Antelope Valley Press

Words can be painful

- Annie Lane Send your questions for Annie Lane to dearannie@creators.com

Dear Annie: I just found out tonight that my brother’s second-oldest adult son passed away today. My brother’s oldest son passed three years ago. My brother has been estranged from the family for a long time — since he was in Vietnam. I have maintained a relationsh­ip with him by calling him a few times a year. He never calls me. I am the only sibling out of six who keeps in touch with him. My husband does not think highly of him, nor did he think highly of my nephew who just passed. The reason is that there was not a great meeting, which took place at our wedding.

So, when I broke the news to my husband, he said to me, “Sorry, but (expletive) your nephew for how he treated me, and (expletive) your brother.” I am really hurt. I told my husband that his comments left me feeling hurt and sad. Are my feelings legitimate?

— Hurting Dear Hurting: Yes, your feelings are legitimate. No one has the right to tell you how to feel, and you just found out that your nephew died. That is very sad, and when we are sad, it is nice if our spouse comforts us. Continue to encourage your husband to seek forgivenes­s in his heart for your nephew and brother. Tell him that it is not for their sake but for yours and his. It doesn’t feel good running around with a big bag of gripes that you have with people.

If he is unable to respond to your grief, then I would seek counseling.

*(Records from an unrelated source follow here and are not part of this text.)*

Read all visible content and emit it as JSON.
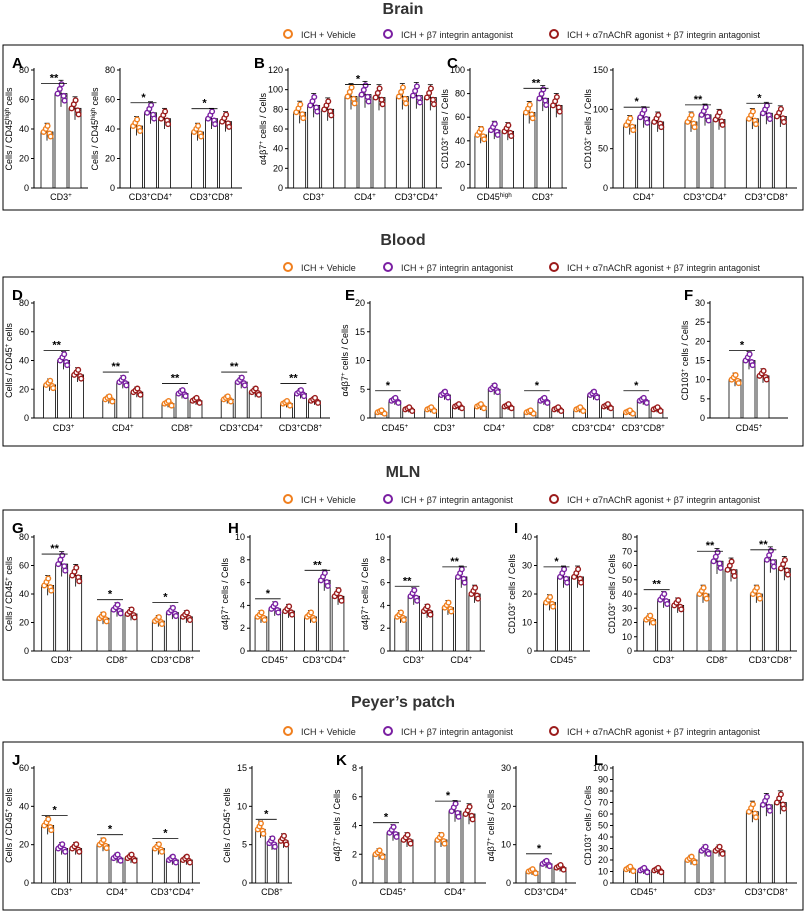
{
  "legend": {
    "vehicle": "ICH + Vehicle",
    "antagonist": "ICH + β7 integrin antagonist",
    "combo": "ICH + α7nAChR agonist + β7 integrin antagonist"
  },
  "colors": {
    "vehicle": "#f07f1e",
    "antagonist": "#7a1fa2",
    "combo": "#9b1b1b"
  },
  "sections": [
    {
      "title": "Brain",
      "panels": [
        {
          "letter": "A",
          "ylabel": "Cells / CD45<sup>high</sup> cells",
          "ylim": [
            0,
            80
          ],
          "ticks": [
            0,
            20,
            40,
            60,
            80
          ],
          "groups": [
            {
              "label": "CD3<sup>+</sup>",
              "values": [
                38,
                64,
                54
              ],
              "sig": "**"
            }
          ]
        },
        {
          "ylabel": "Cells / CD45<sup>high</sup> cells",
          "ylim": [
            0,
            80
          ],
          "ticks": [
            0,
            20,
            40,
            60,
            80
          ],
          "groups": [
            {
              "label": "CD3<sup>+</sup>CD4<sup>+</sup>",
              "values": [
                42,
                51,
                47
              ],
              "sig": "*"
            },
            {
              "label": "CD3<sup>+</sup>CD8<sup>+</sup>",
              "values": [
                38,
                47,
                45
              ],
              "sig": "*"
            }
          ]
        },
        {
          "letter": "B",
          "ylabel": "α4β7<sup>+</sup> cells / Cells",
          "ylim": [
            0,
            120
          ],
          "ticks": [
            0,
            20,
            40,
            60,
            80,
            100,
            120
          ],
          "groups": [
            {
              "label": "CD3<sup>+</sup>",
              "values": [
                77,
                84,
                80
              ],
              "sig": ""
            },
            {
              "label": "CD4<sup>+</sup>",
              "values": [
                93,
                95,
                92
              ],
              "sig": "*"
            },
            {
              "label": "CD3<sup>+</sup>CD4<sup>+</sup>",
              "values": [
                93,
                94,
                92
              ],
              "sig": ""
            }
          ]
        },
        {
          "letter": "C",
          "ylabel": "CD103<sup>+</sup> cells / Cells",
          "ylim": [
            0,
            100
          ],
          "ticks": [
            0,
            20,
            40,
            60,
            80,
            100
          ],
          "groups": [
            {
              "label": "CD45<sup>high</sup>",
              "values": [
                45,
                49,
                48
              ],
              "sig": ""
            },
            {
              "label": "CD3<sup>+</sup>",
              "values": [
                64,
                76,
                70
              ],
              "sig": "**"
            }
          ]
        },
        {
          "ylabel": "CD103<sup>+</sup> cells / Cells",
          "ylim": [
            0,
            150
          ],
          "ticks": [
            0,
            50,
            100,
            150
          ],
          "groups": [
            {
              "label": "CD4<sup>+</sup>",
              "values": [
                80,
                90,
                84
              ],
              "sig": "*"
            },
            {
              "label": "CD3<sup>+</sup>CD4<sup>+</sup>",
              "values": [
                84,
                93,
                87
              ],
              "sig": "**"
            },
            {
              "label": "CD3<sup>+</sup>CD8<sup>+</sup>",
              "values": [
                88,
                95,
                91
              ],
              "sig": "*"
            }
          ]
        }
      ]
    },
    {
      "title": "Blood",
      "panels": [
        {
          "letter": "D",
          "ylabel": "Cells / CD45<sup>+</sup> cells",
          "ylim": [
            0,
            80
          ],
          "ticks": [
            0,
            20,
            40,
            60,
            80
          ],
          "groups": [
            {
              "label": "CD3<sup>+</sup>",
              "values": [
                23,
                40,
                30
              ],
              "sig": "**"
            },
            {
              "label": "CD4<sup>+</sup>",
              "values": [
                13,
                25,
                18
              ],
              "sig": "**"
            },
            {
              "label": "CD8<sup>+</sup>",
              "values": [
                10,
                17,
                12
              ],
              "sig": "**"
            },
            {
              "label": "CD3<sup>+</sup>CD4<sup>+</sup>",
              "values": [
                13,
                25,
                18
              ],
              "sig": "**"
            },
            {
              "label": "CD3<sup>+</sup>CD8<sup>+</sup>",
              "values": [
                10,
                17,
                12
              ],
              "sig": "**"
            }
          ]
        },
        {
          "letter": "E",
          "ylabel": "α4β7<sup>+</sup> cells / Cells",
          "ylim": [
            0,
            20
          ],
          "ticks": [
            0,
            5,
            10,
            15,
            20
          ],
          "groups": [
            {
              "label": "CD45<sup>+</sup>",
              "values": [
                1,
                3,
                1.5
              ],
              "sig": "*"
            },
            {
              "label": "CD3<sup>+</sup>",
              "values": [
                1.5,
                4,
                2
              ],
              "sig": ""
            },
            {
              "label": "CD4<sup>+</sup>",
              "values": [
                2,
                5,
                2
              ],
              "sig": ""
            },
            {
              "label": "CD8<sup>+</sup>",
              "values": [
                1,
                3,
                1.5
              ],
              "sig": "*"
            },
            {
              "label": "CD3<sup>+</sup>CD4<sup>+</sup>",
              "values": [
                1.5,
                4,
                2
              ],
              "sig": ""
            },
            {
              "label": "CD3<sup>+</sup>CD8<sup>+</sup>",
              "values": [
                1,
                3,
                1.5
              ],
              "sig": "*"
            }
          ]
        },
        {
          "letter": "F",
          "ylabel": "CD103<sup>+</sup> cells / Cells",
          "ylim": [
            0,
            30
          ],
          "ticks": [
            0,
            5,
            10,
            15,
            20,
            25,
            30
          ],
          "groups": [
            {
              "label": "CD45<sup>+</sup>",
              "values": [
                10,
                15,
                11
              ],
              "sig": "*"
            }
          ]
        }
      ]
    },
    {
      "title": "MLN",
      "panels": [
        {
          "letter": "G",
          "ylabel": "Cells / CD45<sup>+</sup> cells",
          "ylim": [
            0,
            80
          ],
          "ticks": [
            0,
            20,
            40,
            60,
            80
          ],
          "groups": [
            {
              "label": "CD3<sup>+</sup>",
              "values": [
                46,
                61,
                53
              ],
              "sig": "**"
            },
            {
              "label": "CD8<sup>+</sup>",
              "values": [
                23,
                29,
                26
              ],
              "sig": "*"
            },
            {
              "label": "CD3<sup>+</sup>CD8<sup>+</sup>",
              "values": [
                21,
                27,
                24
              ],
              "sig": "*"
            }
          ]
        },
        {
          "letter": "H",
          "ylabel": "α4β7<sup>+</sup> cells / Cells",
          "ylim": [
            0,
            10
          ],
          "ticks": [
            0,
            2,
            4,
            6,
            8,
            10
          ],
          "groups": [
            {
              "label": "CD45<sup>+</sup>",
              "values": [
                3,
                3.7,
                3.5
              ],
              "sig": "*"
            },
            {
              "label": "CD3<sup>+</sup>CD4<sup>+</sup>",
              "values": [
                3,
                6.2,
                4.8
              ],
              "sig": "**"
            }
          ]
        },
        {
          "ylabel": "α4β7<sup>+</sup> cells / Cells",
          "ylim": [
            0,
            10
          ],
          "ticks": [
            0,
            2,
            4,
            6,
            8,
            10
          ],
          "groups": [
            {
              "label": "CD3<sup>+</sup>",
              "values": [
                3,
                4.8,
                3.5
              ],
              "sig": "**"
            },
            {
              "label": "CD4<sup>+</sup>",
              "values": [
                3.8,
                6.5,
                5
              ],
              "sig": "**"
            }
          ]
        },
        {
          "letter": "I",
          "ylabel": "CD103<sup>+</sup> cells / Cells",
          "ylim": [
            0,
            40
          ],
          "ticks": [
            0,
            10,
            20,
            30,
            40
          ],
          "groups": [
            {
              "label": "CD45<sup>+</sup>",
              "values": [
                17,
                26,
                26
              ],
              "sig": "*"
            }
          ]
        },
        {
          "ylabel": "CD103<sup>+</sup> cells / Cells",
          "ylim": [
            0,
            80
          ],
          "ticks": [
            0,
            10,
            20,
            30,
            40,
            50,
            60,
            70,
            80
          ],
          "groups": [
            {
              "label": "CD3<sup>+</sup>",
              "values": [
                22,
                36,
                32
              ],
              "sig": "**"
            },
            {
              "label": "CD8<sup>+</sup>",
              "values": [
                40,
                63,
                57
              ],
              "sig": "**"
            },
            {
              "label": "CD3<sup>+</sup>CD8<sup>+</sup>",
              "values": [
                40,
                64,
                58
              ],
              "sig": "**"
            }
          ]
        }
      ]
    },
    {
      "title": "Peyer’s patch",
      "panels": [
        {
          "letter": "J",
          "ylabel": "Cells / CD45<sup>+</sup> cells",
          "ylim": [
            0,
            60
          ],
          "ticks": [
            0,
            20,
            40,
            60
          ],
          "groups": [
            {
              "label": "CD3<sup>+</sup>",
              "values": [
                30,
                18,
                18
              ],
              "sig": "*"
            },
            {
              "label": "CD4<sup>+</sup>",
              "values": [
                20,
                13,
                13
              ],
              "sig": "*"
            },
            {
              "label": "CD3<sup>+</sup>CD4<sup>+</sup>",
              "values": [
                18,
                12,
                12
              ],
              "sig": "*"
            }
          ]
        },
        {
          "ylabel": "Cells / CD45<sup>+</sup> cells",
          "ylim": [
            0,
            15
          ],
          "ticks": [
            0,
            5,
            10,
            15
          ],
          "groups": [
            {
              "label": "CD8<sup>+</sup>",
              "values": [
                7,
                5.2,
                5.5
              ],
              "sig": "*"
            }
          ]
        },
        {
          "letter": "K",
          "ylabel": "α4β7<sup>+</sup> cells / Cells",
          "ylim": [
            0,
            8
          ],
          "ticks": [
            0,
            2,
            4,
            6,
            8
          ],
          "groups": [
            {
              "label": "CD45<sup>+</sup>",
              "values": [
                2,
                3.5,
                3
              ],
              "sig": "*"
            },
            {
              "label": "CD4<sup>+</sup>",
              "values": [
                3,
                5,
                4.8
              ],
              "sig": "*"
            }
          ]
        },
        {
          "ylabel": "α4β7<sup>+</sup> cells / Cells",
          "ylim": [
            0,
            30
          ],
          "ticks": [
            0,
            10,
            20,
            30
          ],
          "groups": [
            {
              "label": "CD3<sup>+</sup>CD4<sup>+</sup>",
              "values": [
                3,
                5,
                4
              ],
              "sig": "*"
            }
          ]
        },
        {
          "letter": "L",
          "ylabel": "CD103<sup>+</sup> cells / Cells",
          "ylim": [
            0,
            100
          ],
          "ticks": [
            0,
            10,
            20,
            30,
            40,
            50,
            60,
            70,
            80,
            90,
            100
          ],
          "groups": [
            {
              "label": "CD45<sup>+</sup>",
              "values": [
                12,
                11,
                11
              ],
              "sig": ""
            },
            {
              "label": "CD3<sup>+</sup>",
              "values": [
                20,
                28,
                28
              ],
              "sig": ""
            },
            {
              "label": "CD3<sup>+</sup>CD8<sup>+</sup>",
              "values": [
                62,
                68,
                70
              ],
              "sig": ""
            }
          ]
        }
      ]
    }
  ],
  "chart_data": {
    "type": "bar",
    "title": "Brain / Blood / MLN / Peyer’s patch",
    "series": [
      {
        "name": "ICH + Vehicle"
      },
      {
        "name": "ICH + β7 integrin antagonist"
      },
      {
        "name": "ICH + α7nAChR agonist + β7 integrin antagonist"
      }
    ]
  }
}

Dear Annie: I am writing in regard to “Lonely Later in Life.” I am 94 years old. When I retired, I donated my time to the SPCA, retirement homes and many other organizati­ons in the community. I was on many different Boards. You can build relationsh­ips, as Annie said, by asking people for coffee or a movie. People in retirement homes don’t always get visitors, so seeing a smiling face coming to do activities or just to chat with them is much appreciate­d. I am not sure if you are religious, but my church family has always been there for me in times of need. Churches are great places to build long-lasting friendship­s. There are many groups to join and ways to help. Reach out to whatever group interests you. You may feel alone, but you aren’t. There are many friendship­s out there waiting for you.

— Friendship Is Waiting Dear Friendship Is Waiting: Thank you for your letter. You have found joy, happiness and connection while serving others. Sometimes, when we make other people feel better, we feel better ourselves. It’s amazing how that works.